Vacation in Barcelona: some thoughts on travel photography
Photography is a hobby for me. While I was asked on occasion to do paid work, such as event photography, I purposely decline. I already have a day job, and I don’t want to turn my artistic outlet into a commercial endeavor. In other words, I like my freedom to say “No” and I like retaining my creative freedom.
I upload my photographs to Flickr and release them under creative commons license. My intention is to contribute my unique view of the world with the hope that it will be useful.
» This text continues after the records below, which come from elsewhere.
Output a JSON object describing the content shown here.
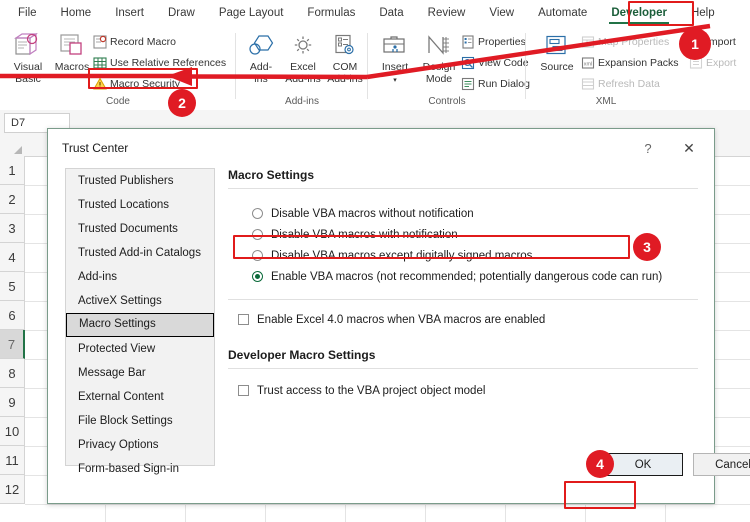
{
  "colors": {
    "accent_green": "#217346",
    "annotation_red": "#e01b24",
    "selected_radio": "#0b6a3a"
  },
  "ribbon": {
    "tabs": [
      {
        "label": "File",
        "active": false
      },
      {
        "label": "Home",
        "active": false
      },
      {
        "label": "Insert",
        "active": false
      },
      {
        "label": "Draw",
        "active": false
      },
      {
        "label": "Page Layout",
        "active": false
      },
      {
        "label": "Formulas",
        "active": false
      },
      {
        "label": "Data",
        "active": false
      },
      {
        "label": "Review",
        "active": false
      },
      {
        "label": "View",
        "active": false
      },
      {
        "label": "Automate",
        "active": false
      },
      {
        "label": "Developer",
        "active": true
      },
      {
        "label": "Help",
        "active": false
      }
    ],
    "groups": [
      {
        "name": "Code",
        "label": "Code"
      },
      {
        "name": "Add-ins",
        "label": "Add-ins"
      },
      {
        "name": "Controls",
        "label": "Controls"
      },
      {
        "name": "XML",
        "label": "XML"
      }
    ],
    "code_group": {
      "visual_basic": "Visual\nBasic",
      "visual_basic_line1": "Visual",
      "visual_basic_line2": "Basic",
      "macros": "Macros",
      "record_macro": "Record Macro",
      "use_relative_references": "Use Relative References",
      "macro_security": "Macro Security"
    },
    "addins_group": {
      "add_ins_line1": "Add-",
      "add_ins_line2": "ins",
      "excel_line1": "Excel",
      "excel_line2": "Add-ins",
      "com_line1": "COM",
      "com_line2": "Add-ins"
    },
    "controls_group": {
      "insert": "Insert",
      "design_line1": "Design",
      "design_line2": "Mode",
      "properties": "Properties",
      "view_code": "View Code",
      "run_dialog": "Run Dialog"
    },
    "xml_group": {
      "source": "Source",
      "map_properties": "Map Properties",
      "expansion_packs": "Expansion Packs",
      "refresh_data": "Refresh Data",
      "import": "Import",
      "export": "Export"
    }
  },
  "formula_bar": {
    "name_box_value": "D7"
  },
  "sheet": {
    "row_headers": [
      "1",
      "2",
      "3",
      "4",
      "5",
      "6",
      "7",
      "8",
      "9",
      "10",
      "11",
      "12"
    ],
    "selected_row": "7"
  },
  "dialog": {
    "title": "Trust Center",
    "help_icon": "?",
    "close_icon": "✕",
    "nav_items": [
      {
        "label": "Trusted Publishers",
        "selected": false
      },
      {
        "label": "Trusted Locations",
        "selected": false
      },
      {
        "label": "Trusted Documents",
        "selected": false
      },
      {
        "label": "Trusted Add-in Catalogs",
        "selected": false
      },
      {
        "label": "Add-ins",
        "selected": false
      },
      {
        "label": "ActiveX Settings",
        "selected": false
      },
      {
        "label": "Macro Settings",
        "selected": true
      },
      {
        "label": "Protected View",
        "selected": false
      },
      {
        "label": "Message Bar",
        "selected": false
      },
      {
        "label": "External Content",
        "selected": false
      },
      {
        "label": "File Block Settings",
        "selected": false
      },
      {
        "label": "Privacy Options",
        "selected": false
      },
      {
        "label": "Form-based Sign-in",
        "selected": false
      }
    ],
    "macro_settings": {
      "heading": "Macro Settings",
      "options": [
        {
          "label": "Disable VBA macros without notification",
          "checked": false
        },
        {
          "label": "Disable VBA macros with notification",
          "checked": false
        },
        {
          "label": "Disable VBA macros except digitally signed macros",
          "checked": false
        },
        {
          "label": "Enable VBA macros (not recommended; potentially dangerous code can run)",
          "checked": true
        }
      ],
      "excel4_checkbox": {
        "label": "Enable Excel 4.0 macros when VBA macros are enabled",
        "checked": false
      }
    },
    "developer_macro_settings": {
      "heading": "Developer Macro Settings",
      "trust_access_checkbox": {
        "label": "Trust access to the VBA project object model",
        "checked": false
      }
    },
    "buttons": {
      "ok": "OK",
      "cancel": "Cancel"
    }
  },
  "annotations": {
    "badges": [
      {
        "number": "1"
      },
      {
        "number": "2"
      },
      {
        "number": "3"
      },
      {
        "number": "4"
      }
    ]
  }
}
This summer we went on a family vacation to Spain. We spent a week in Barcelona, and a week in Salou. I took over a thousand photographs. As I sort through them in Lightroom and try to decide what to upload to Flickr, I can’t help but wonder what exactly is unique about my photos? Would another picture of Montjuic or Sagrada Familia improve the world?
The question is what does travel photography mean to me. Perhaps, the main reason I take photographs while traveling is to retain a little piece of the scenery. I often say that if I went somewhere new and didn’t bring my camera, I might as well stay home. Family and close friends want regular updates — modern technology allows me to share what’s interesting to me in almost real time.
Some sights are indeed unique to my perspective. My brother lives in Barcelona and a visit to his apartment afforded a unique view of the Gothic Quarter.
And finally, we all have a need to share photographs only to preserve a moment that would otherwise be forgotten. One doesn’t need to share all photos with the general public, not even with your close friends and family. We don’t need to share all of our photographs at all, and that is ok too. Perhaps, merely having a collection of photos to remember a moment is what we all hope to attain when we travel.
When writing this post I couldn’t help but think of the Tumblr post by Ed Yourdon entitled “Photographing places you’ll never visit again.”